I totally get this.  I understand the idea behind it, I agree that it’s the best course of action, I support the teachers one hundred percent, and I can see how this will make my child a more independent student in the long run.  But OMG, it is so freakin’ hard to do!  

Maybe it’s not so hard for everyone, I don’t know.  But (as much as I hate to admit it), I’m Type A.  I’m a perfectionist.  I like for things to be right.  I’m working on this, I swear, and I’ve gotten way better at tolerating imperfection than I used to be.  But when I work, I still triple-check every sentence I write.  I still spend ridiculous amounts of time lining up margins and making sure there aren’t any inconsistencies in font or font size from one chapter heading to another.  I don’t tend to make careless mistakes.  (I do make plenty of stupid mistakes, but they’re not usually because of carelessness.)  And so, to see glaring errors staring me in the face and not try to correct them – well, this requires copious amounts of self-control on my part.  And in case you missed the part where I said it earlier, OMG, it is so freakin’ hard.

But, I’m doing it.  I’m backing the hell off.  I don’t want to turn my daughter into a crazy nut-job like I am.  I don’t want her to think that it’s not okay to make mistakes, or that it’s bad somehow to be wrong.  God knows I don’t want her to be afraid of failing. 

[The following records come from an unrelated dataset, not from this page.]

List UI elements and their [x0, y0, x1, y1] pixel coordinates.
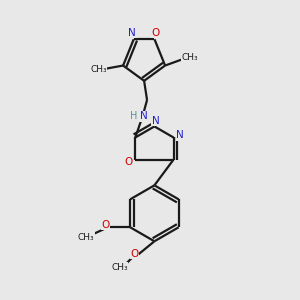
Text: CH₃: CH₃	[181, 53, 198, 62]
Text: N: N	[152, 116, 160, 126]
Text: CH₃: CH₃	[90, 65, 107, 74]
Text: O: O	[101, 220, 109, 230]
Text: N: N	[140, 111, 147, 121]
Text: CH₃: CH₃	[111, 263, 128, 272]
Text: O: O	[125, 157, 133, 167]
Text: O: O	[152, 28, 160, 38]
Text: O: O	[130, 249, 139, 259]
Text: N: N	[176, 130, 184, 140]
Text: H: H	[130, 111, 137, 121]
Text: N: N	[128, 28, 136, 38]
Text: CH₃: CH₃	[78, 232, 94, 242]
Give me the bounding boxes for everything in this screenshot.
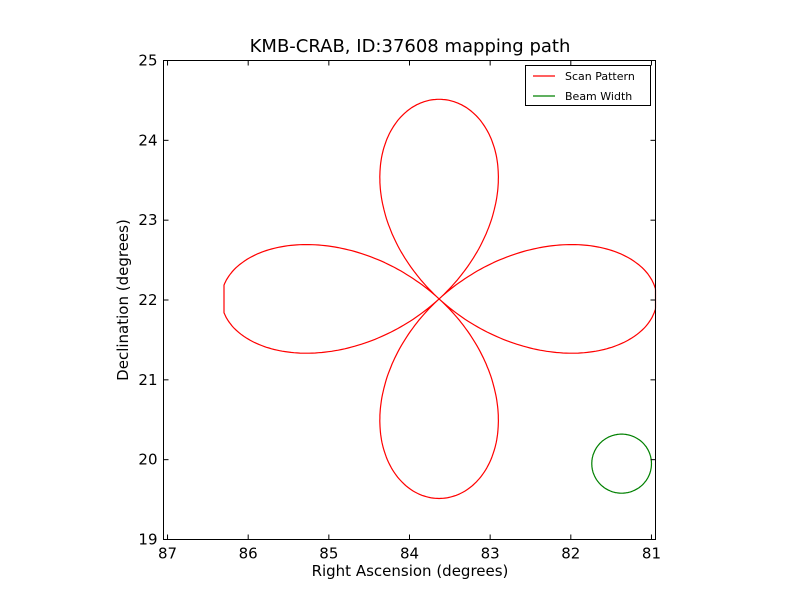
- x-tick-label: 84: [400, 545, 419, 563]
- beam-width-circle: [591, 433, 653, 494]
- x-tick-label: 87: [158, 545, 177, 563]
- legend-label-scan-pattern: Scan Pattern: [565, 70, 635, 83]
- legend-box: [525, 65, 651, 106]
- x-tick-label: 86: [239, 545, 258, 563]
- legend-label-beam-width: Beam Width: [565, 90, 632, 103]
- y-tick-label: 23: [138, 211, 157, 229]
- y-tick-label: 19: [138, 531, 157, 549]
- y-axis-ticks: 19 20 21 22 23 24 25: [138, 52, 656, 549]
- x-axis-ticks: 87 86 85 84 83 82 81: [158, 60, 661, 563]
- y-tick-label: 25: [138, 52, 157, 70]
- x-tick-label: 83: [481, 545, 500, 563]
- x-tick-label: 82: [561, 545, 580, 563]
- y-axis-label: Declination (degrees): [114, 219, 132, 381]
- chart-title: KMB-CRAB, ID:37608 mapping path: [250, 36, 571, 57]
- y-tick-label: 21: [138, 371, 157, 389]
- x-axis-label: Right Ascension (degrees): [312, 562, 509, 580]
- x-tick-label: 85: [319, 545, 338, 563]
- y-tick-label: 22: [138, 291, 157, 309]
- y-tick-label: 20: [138, 451, 157, 469]
- y-tick-label: 24: [138, 131, 157, 149]
- legend: Scan Pattern Beam Width: [525, 65, 651, 106]
- x-tick-label: 81: [642, 545, 661, 563]
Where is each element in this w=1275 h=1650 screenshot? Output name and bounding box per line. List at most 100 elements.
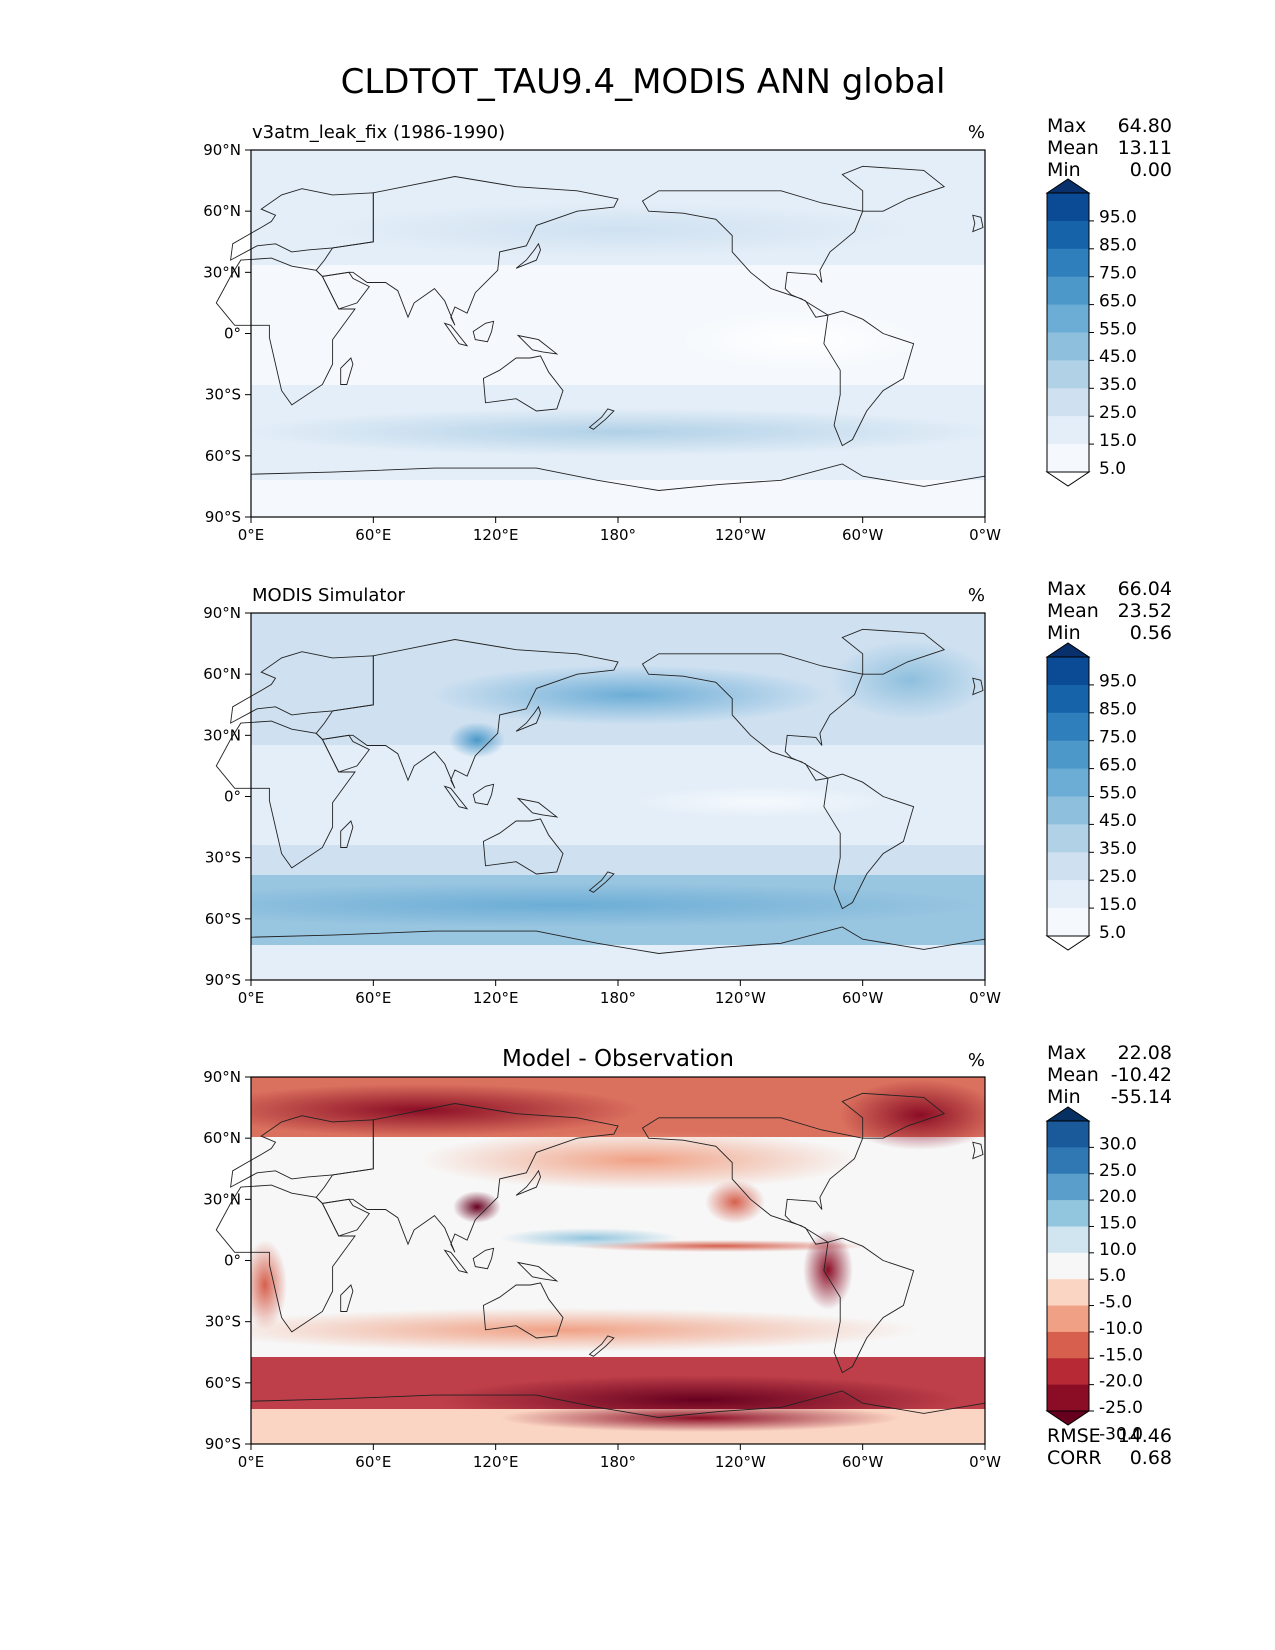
colorbar-label: 5.0 bbox=[1099, 459, 1126, 479]
stat-value: -55.14 bbox=[1111, 1086, 1172, 1108]
field-southern-ocean-band bbox=[251, 408, 985, 456]
field-china-deficit bbox=[453, 1191, 501, 1223]
colorbar-extend-bottom bbox=[1045, 1410, 1091, 1426]
field-north-atlantic-band bbox=[830, 640, 985, 720]
field-north-pacific-deficit bbox=[420, 1130, 860, 1190]
x-tick-label: 0°W bbox=[969, 989, 1001, 1007]
colorbar-bin bbox=[1047, 908, 1089, 937]
y-tick-label: 90°S bbox=[205, 971, 241, 989]
colorbar-bin bbox=[1047, 304, 1089, 333]
coastline-new-zealand bbox=[588, 408, 615, 430]
x-tick-label: 60°E bbox=[355, 989, 391, 1007]
colorbar-bin bbox=[1047, 1147, 1089, 1175]
coastline-uk bbox=[972, 214, 984, 233]
colorbar-label: -30.0 bbox=[1099, 1424, 1143, 1444]
field-antarctica bbox=[251, 945, 985, 980]
coastline-new-zealand bbox=[588, 1335, 615, 1357]
colorbar-label: -20.0 bbox=[1099, 1372, 1143, 1392]
coastline-new-zealand bbox=[588, 871, 615, 893]
y-tick-label: 60°N bbox=[203, 665, 241, 683]
field-southern-ocean-core bbox=[251, 883, 980, 927]
x-tick-label: 60°E bbox=[355, 1453, 391, 1471]
field-east-pacific-clear bbox=[680, 310, 920, 370]
field-east-pacific-clear bbox=[630, 786, 890, 818]
coastline-japan bbox=[515, 242, 541, 269]
stat-value: 22.08 bbox=[1118, 1042, 1172, 1064]
field-arctic-core bbox=[251, 1084, 640, 1136]
coastline-greenland bbox=[841, 165, 946, 212]
coastline-greenland bbox=[841, 1092, 946, 1139]
colorbar-label: 15.0 bbox=[1099, 431, 1137, 451]
skill-stats: RMSE 14.46 CORR 0.68 bbox=[1047, 1425, 1172, 1469]
colorbar: 30.0 25.0 20.0 15.0 10.0 5.0 -5.0 -10.0 -15.0 -20… bbox=[1045, 1106, 1143, 1444]
coastline-new-guinea bbox=[516, 334, 559, 355]
coastline-south-america bbox=[823, 310, 915, 447]
x-tick-label: 120°E bbox=[473, 526, 519, 544]
field-north-storm-track bbox=[320, 202, 920, 258]
coastline-madagascar bbox=[340, 357, 354, 385]
stat-label: Mean bbox=[1047, 1064, 1099, 1086]
colorbar-bin bbox=[1047, 852, 1089, 881]
stat-value: 13.11 bbox=[1118, 137, 1172, 159]
x-tick-label: 180° bbox=[600, 989, 636, 1007]
colorbar-bin bbox=[1047, 684, 1089, 714]
colorbar-bin bbox=[1047, 740, 1089, 769]
colorbar-label: 45.0 bbox=[1099, 811, 1137, 831]
stats-box: Max 66.04 Mean 23.52 Min 0.56 bbox=[1047, 578, 1172, 644]
stat-value: 0.56 bbox=[1130, 622, 1172, 644]
stat-label: CORR bbox=[1047, 1447, 1102, 1469]
y-tick-label: 60°N bbox=[203, 1129, 241, 1147]
field-subtropical-south-deficit bbox=[251, 1308, 920, 1352]
colorbar-bin bbox=[1047, 193, 1089, 222]
field-east-pacific-deficit bbox=[705, 1180, 765, 1224]
colorbar-bin bbox=[1047, 1252, 1089, 1280]
y-axis: 90°N 60°N 30°N 0° 30°S 60°S 90°S bbox=[203, 141, 251, 526]
colorbar-label: 85.0 bbox=[1099, 236, 1137, 256]
y-tick-label: 30°S bbox=[205, 849, 241, 867]
coastline-madagascar bbox=[340, 1284, 354, 1312]
coastline-north-america bbox=[641, 190, 864, 318]
coastline-sumatra bbox=[443, 1249, 469, 1274]
y-tick-label: 90°N bbox=[203, 1068, 241, 1086]
colorbar-bin bbox=[1047, 1226, 1089, 1254]
colorbar-extend-top bbox=[1045, 1106, 1091, 1122]
colorbar-bin bbox=[1047, 1279, 1089, 1306]
colorbar-bin bbox=[1047, 712, 1089, 742]
y-axis: 90°N 60°N 30°N 0° 30°S 60°S 90°S bbox=[203, 1068, 251, 1453]
colorbar-bin bbox=[1047, 657, 1089, 686]
coastline-europe bbox=[230, 1115, 374, 1188]
colorbar-frame bbox=[1046, 1120, 1090, 1412]
colorbar-label: 15.0 bbox=[1099, 1214, 1137, 1234]
coastline-south-america bbox=[823, 773, 915, 910]
y-tick-label: 0° bbox=[224, 1252, 241, 1270]
panel-observation: MODIS Simulator % 0°E 60°E 120°E 180° 120°W 6… bbox=[203, 578, 1172, 1007]
colorbar-label: 35.0 bbox=[1099, 375, 1137, 395]
panel-model: v3atm_leak_fix (1986-1990) % 0°E 60°E 120°… bbox=[203, 115, 1172, 544]
colorbar-extend-bottom bbox=[1045, 471, 1091, 487]
coastline-north-america bbox=[641, 653, 864, 781]
colorbar-bin bbox=[1047, 444, 1089, 473]
colorbar-label: 10.0 bbox=[1099, 1240, 1137, 1260]
colorbar-label: 65.0 bbox=[1099, 291, 1137, 311]
panel-units: % bbox=[968, 122, 985, 143]
x-tick-label: 180° bbox=[600, 1453, 636, 1471]
stats-box: Max 64.80 Mean 13.11 Min 0.00 bbox=[1047, 115, 1172, 181]
field-china-maximum bbox=[449, 722, 505, 758]
colorbar-bin bbox=[1047, 1384, 1089, 1412]
field-north-pacific-band bbox=[430, 665, 830, 725]
field-antarctica bbox=[251, 480, 985, 517]
colorbar: 95.0 85.0 75.0 65.0 55.0 45.0 35.0 25.0 15.0 5.0 bbox=[1045, 642, 1137, 951]
coastline-south-america bbox=[823, 1237, 915, 1374]
colorbar: 95.0 85.0 75.0 65.0 55.0 45.0 35.0 25.0 15.0 5.0 bbox=[1045, 178, 1137, 487]
colorbar-bin bbox=[1047, 416, 1089, 445]
coastline-africa bbox=[215, 720, 356, 869]
colorbar-label: 5.0 bbox=[1099, 1266, 1126, 1286]
x-tick-label: 120°W bbox=[715, 989, 766, 1007]
x-tick-label: 0°W bbox=[969, 526, 1001, 544]
colorbar-label: 55.0 bbox=[1099, 319, 1137, 339]
x-tick-label: 60°W bbox=[842, 526, 884, 544]
y-tick-label: 60°S bbox=[205, 1374, 241, 1392]
coastline-europe bbox=[230, 188, 374, 261]
field-antarctica-core bbox=[500, 1404, 900, 1432]
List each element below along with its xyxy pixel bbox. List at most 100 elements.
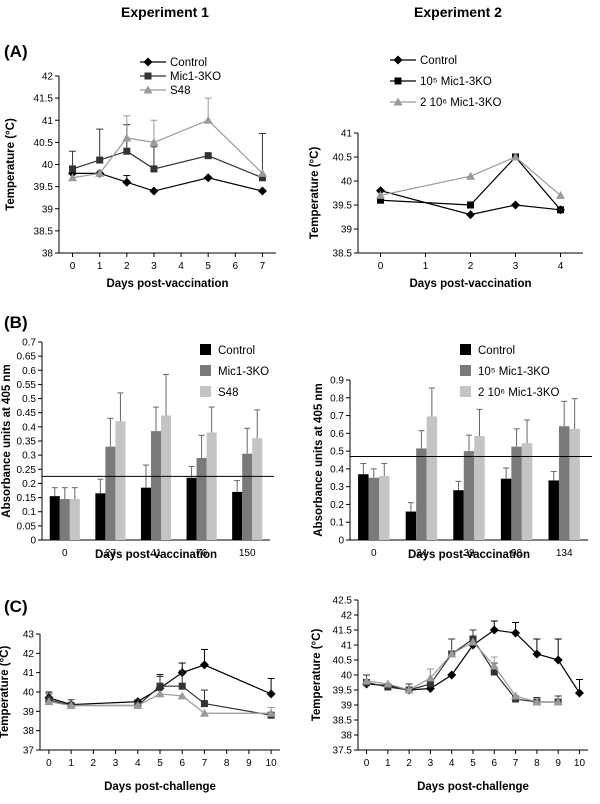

It took me nearly thirty years to be okay with the prospect of failing, and I missed out on a lot of opportunities during that time because I was too scared to try them.  I just have to keep reminding myself that it’s okay if she listed the numbers from lowest to highest when the directions clearly said to list them from highest to lowest.  It’s okay if she added two numbers together when she obviously should have subtracted.  And it’s okay if she rounded to the hundredth place instead of to the thousandth.  The only way she will ever learn what she did wrong is if she’s allowed to get it wrong.  I know this.  I just wish someone had told me about it a little bit earlier, so that I could have prepared myself a little bit better.  But it’s okay.  There are bigger fish to fry than this one.  For example, Stuff Nobody Tells You About Being a Parent Number No. 9,542,352 – lice.